I am attempting a resuscitation on this pitiful blog that I let fall into a coma about two years ago. Why, I hear you asking yourself, did I let it slip away in the first place?
That's it. My simple, straightforward and unadorned confession of weakness.
When I write, I like to use humor, I like to feel witty and amuse people. When I am stressed out or unhappy I don't write... In fact, except for some rare exceptions, when I am depressed, I communicate as little as possible (except to my hubby...and I apologize profusely for making him listen to me... and he chastises me for apologizing... we came up with this system ourselves and we are very proud of it).
I am about to change that.
When I am unhappy, stressed out, pissed off, scared, or even just feeling maudlin I am going to let it out here. When I am happy, excited, hyper and just jacked on life in general that's going to be here too.
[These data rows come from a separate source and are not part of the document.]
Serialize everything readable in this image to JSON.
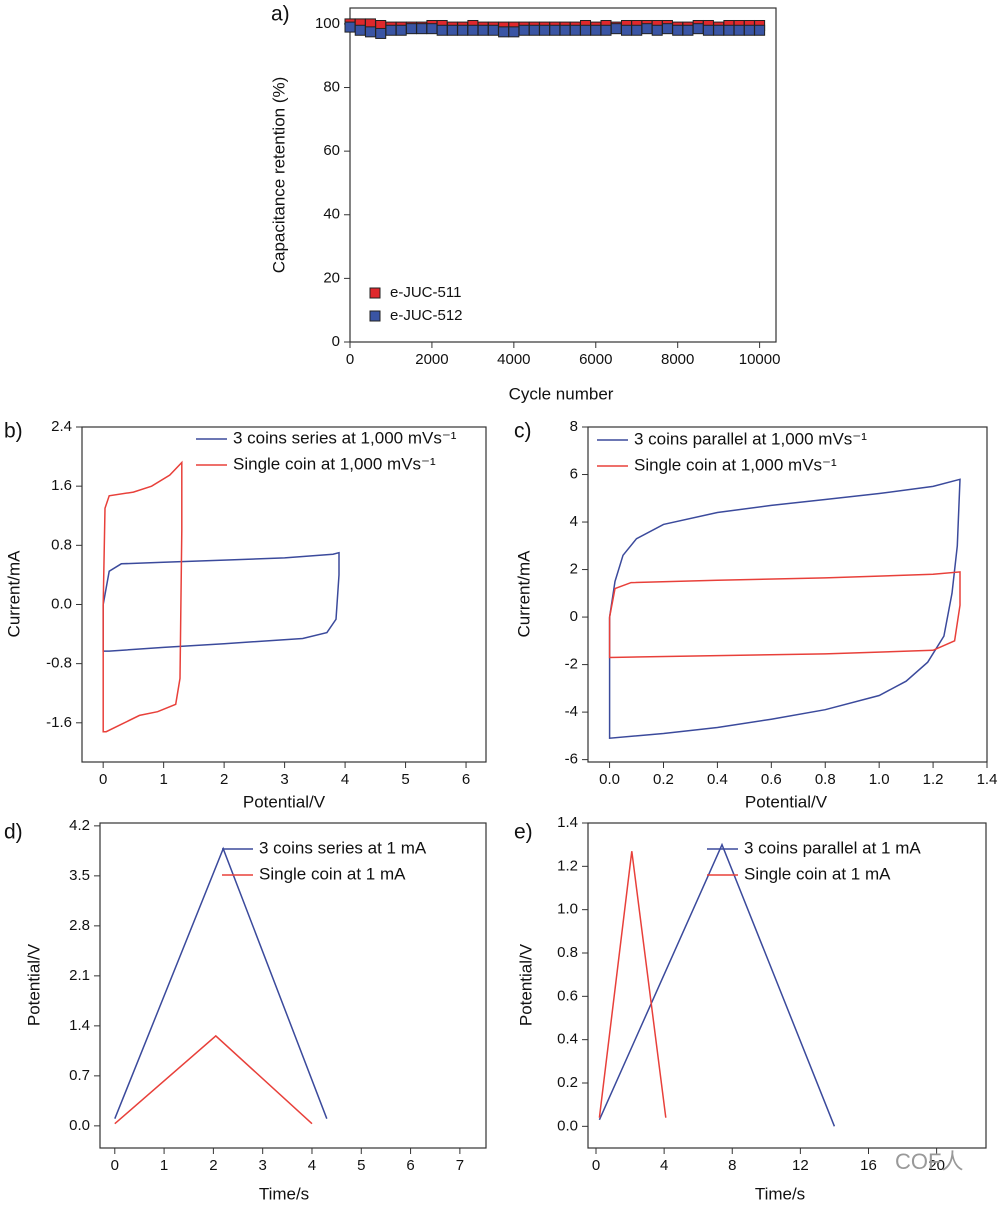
{
  "chart_data": [
    {
      "type": "scatter",
      "label": "a)",
      "xlabel": "Cycle number",
      "ylabel": "Capacitance retention (%)",
      "xlim": [
        0,
        10400
      ],
      "xticks": [
        0,
        2000,
        4000,
        6000,
        8000,
        10000
      ],
      "ylim": [
        0,
        105
      ],
      "yticks": [
        0,
        20,
        40,
        60,
        80,
        100
      ],
      "x": [
        0,
        250,
        500,
        750,
        1000,
        1250,
        1500,
        1750,
        2000,
        2250,
        2500,
        2750,
        3000,
        3250,
        3500,
        3750,
        4000,
        4250,
        4500,
        4750,
        5000,
        5250,
        5500,
        5750,
        6000,
        6250,
        6500,
        6750,
        7000,
        7250,
        7500,
        7750,
        8000,
        8250,
        8500,
        8750,
        9000,
        9250,
        9500,
        9750,
        10000
      ],
      "series": [
        {
          "name": "e-JUC-511",
          "color": "#e0282c",
          "values": [
            100,
            100,
            100,
            99.5,
            99,
            99,
            99,
            99,
            99.5,
            99.5,
            99,
            99,
            99.5,
            99,
            99,
            99,
            99,
            99,
            99,
            99,
            99,
            99,
            99,
            99.5,
            99,
            99.5,
            99,
            99.5,
            99.5,
            99.5,
            99.5,
            99.5,
            99,
            99,
            99.5,
            99.5,
            99,
            99.5,
            99.5,
            99.5,
            99.5
          ]
        },
        {
          "name": "e-JUC-512",
          "color": "#3a55a4",
          "values": [
            99,
            98,
            97.5,
            97,
            98,
            98,
            98.5,
            98.5,
            98.5,
            98,
            98,
            98,
            98,
            98,
            98,
            97.5,
            97.5,
            98,
            98,
            98,
            98,
            98,
            98,
            98,
            98,
            98,
            98.5,
            98,
            98,
            98.5,
            98,
            98.5,
            98,
            98,
            98.5,
            98,
            98,
            98,
            98,
            98,
            98
          ]
        }
      ]
    },
    {
      "type": "line",
      "label": "b)",
      "xlabel": "Potential/V",
      "ylabel": "Current/mA",
      "xlim": [
        -0.35,
        6.33
      ],
      "xticks": [
        0,
        1,
        2,
        3,
        4,
        5,
        6
      ],
      "ylim": [
        -2.13,
        2.4
      ],
      "yticks": [
        -1.6,
        -0.8,
        {
          "value": 0,
          "label": "0.0"
        },
        0.8,
        1.6,
        2.4
      ],
      "series": [
        {
          "name": "3 coins series at 1,000 mVs⁻¹",
          "color": "#3b4a9c",
          "x": [
            0,
            0.1,
            0.3,
            1,
            2,
            3,
            3.8,
            3.9,
            3.9,
            3.85,
            3.7,
            3.3,
            2,
            1,
            0.1,
            0,
            0
          ],
          "values": [
            0,
            0.45,
            0.55,
            0.57,
            0.6,
            0.63,
            0.68,
            0.7,
            0.4,
            -0.2,
            -0.38,
            -0.46,
            -0.53,
            -0.58,
            -0.63,
            -0.63,
            0
          ]
        },
        {
          "name": "Single coin at 1,000 mVs⁻¹",
          "color": "#e8403a",
          "x": [
            0,
            0.03,
            0.1,
            0.5,
            0.8,
            1.1,
            1.3,
            1.3,
            1.27,
            1.2,
            0.9,
            0.6,
            0.3,
            0.05,
            0,
            0
          ],
          "values": [
            0,
            1.3,
            1.47,
            1.52,
            1.6,
            1.75,
            1.92,
            1.0,
            -1.0,
            -1.35,
            -1.45,
            -1.5,
            -1.62,
            -1.72,
            -1.72,
            0
          ]
        }
      ]
    },
    {
      "type": "line",
      "label": "c)",
      "xlabel": "Potential/V",
      "ylabel": "Current/mA",
      "xlim": [
        -0.08,
        1.4
      ],
      "xticks": [
        {
          "value": 0,
          "label": "0.0"
        },
        0.2,
        0.4,
        0.6,
        0.8,
        {
          "value": 1,
          "label": "1.0"
        },
        1.2,
        1.4
      ],
      "ylim": [
        -6.1,
        8
      ],
      "yticks": [
        -6,
        -4,
        -2,
        0,
        2,
        4,
        6,
        8
      ],
      "series": [
        {
          "name": "3 coins parallel at 1,000 mVs⁻¹",
          "color": "#3b4a9c",
          "x": [
            0,
            0.02,
            0.05,
            0.1,
            0.2,
            0.4,
            0.6,
            0.8,
            1.0,
            1.2,
            1.3,
            1.29,
            1.27,
            1.24,
            1.18,
            1.1,
            1.0,
            0.8,
            0.6,
            0.4,
            0.2,
            0,
            0
          ],
          "values": [
            0,
            1.5,
            2.6,
            3.3,
            3.9,
            4.4,
            4.7,
            4.95,
            5.2,
            5.5,
            5.8,
            3,
            1,
            -0.8,
            -1.9,
            -2.7,
            -3.3,
            -3.9,
            -4.3,
            -4.65,
            -4.9,
            -5.1,
            0
          ]
        },
        {
          "name": "Single coin at 1,000 mVs⁻¹",
          "color": "#e8403a",
          "x": [
            0,
            0.02,
            0.08,
            0.4,
            0.8,
            1.2,
            1.3,
            1.3,
            1.28,
            1.2,
            0.8,
            0.4,
            0,
            0
          ],
          "values": [
            0,
            1.2,
            1.45,
            1.55,
            1.65,
            1.8,
            1.9,
            0.5,
            -1.0,
            -1.4,
            -1.55,
            -1.62,
            -1.7,
            0
          ]
        }
      ]
    },
    {
      "type": "line",
      "label": "d)",
      "xlabel": "Time/s",
      "ylabel": "Potential/V",
      "xlim": [
        -0.3,
        7.53
      ],
      "xticks": [
        0,
        1,
        2,
        3,
        4,
        5,
        6,
        7
      ],
      "ylim": [
        -0.31,
        4.24
      ],
      "yticks": [
        {
          "value": 0,
          "label": "0.0"
        },
        0.7,
        1.4,
        2.1,
        2.8,
        3.5,
        4.2
      ],
      "series": [
        {
          "name": "3 coins series at 1 mA",
          "color": "#3b4a9c",
          "x": [
            0,
            2.2,
            4.3
          ],
          "values": [
            0.1,
            3.88,
            0.1
          ]
        },
        {
          "name": "Single coin at 1 mA",
          "color": "#e8403a",
          "x": [
            0,
            2.05,
            4
          ],
          "values": [
            0.03,
            1.26,
            0.03
          ]
        }
      ]
    },
    {
      "type": "line",
      "label": "e)",
      "xlabel": "Time/s",
      "ylabel": "Potential/V",
      "xlim": [
        -0.47,
        22.9
      ],
      "xticks": [
        0,
        4,
        8,
        12,
        16,
        20
      ],
      "ylim": [
        -0.1,
        1.4
      ],
      "yticks": [
        {
          "value": 0,
          "label": "0.0"
        },
        0.2,
        0.4,
        0.6,
        0.8,
        {
          "value": 1,
          "label": "1.0"
        },
        1.2,
        1.4
      ],
      "watermark": "COF人",
      "series": [
        {
          "name": "3 coins parallel at 1 mA",
          "color": "#3b4a9c",
          "x": [
            0.2,
            7.4,
            14
          ],
          "values": [
            0.03,
            1.3,
            0
          ]
        },
        {
          "name": "Single coin at 1 mA",
          "color": "#e8403a",
          "x": [
            0.2,
            2.1,
            4.1
          ],
          "values": [
            0.04,
            1.27,
            0.04
          ]
        }
      ]
    }
  ]
}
I am bipolar with a severe anxiety disorder. I have friends who are also bipolar, suffer from chronic depression, have personality disorders and some of you are pretty damn near psychotic. In all honesty, when I spend any extended amount of time talking to someone who seems entirely normal, I start to worry. How fucked up do you have to be in order to hide it that well.
So I want all my beautifully damaged peoples to hang here with me. Be prepared for all of it, ranting, laughing, crying, raging, horrifying punctuation problems, misspellings and any random weirdness that just happens to be taking a stroll through my head. I will at least try to keep it interesting.
Oh... also a quick note about comments. You can say any damn thing you feel like saying. If I am going to lay it all out here...I will expect no less from y'all.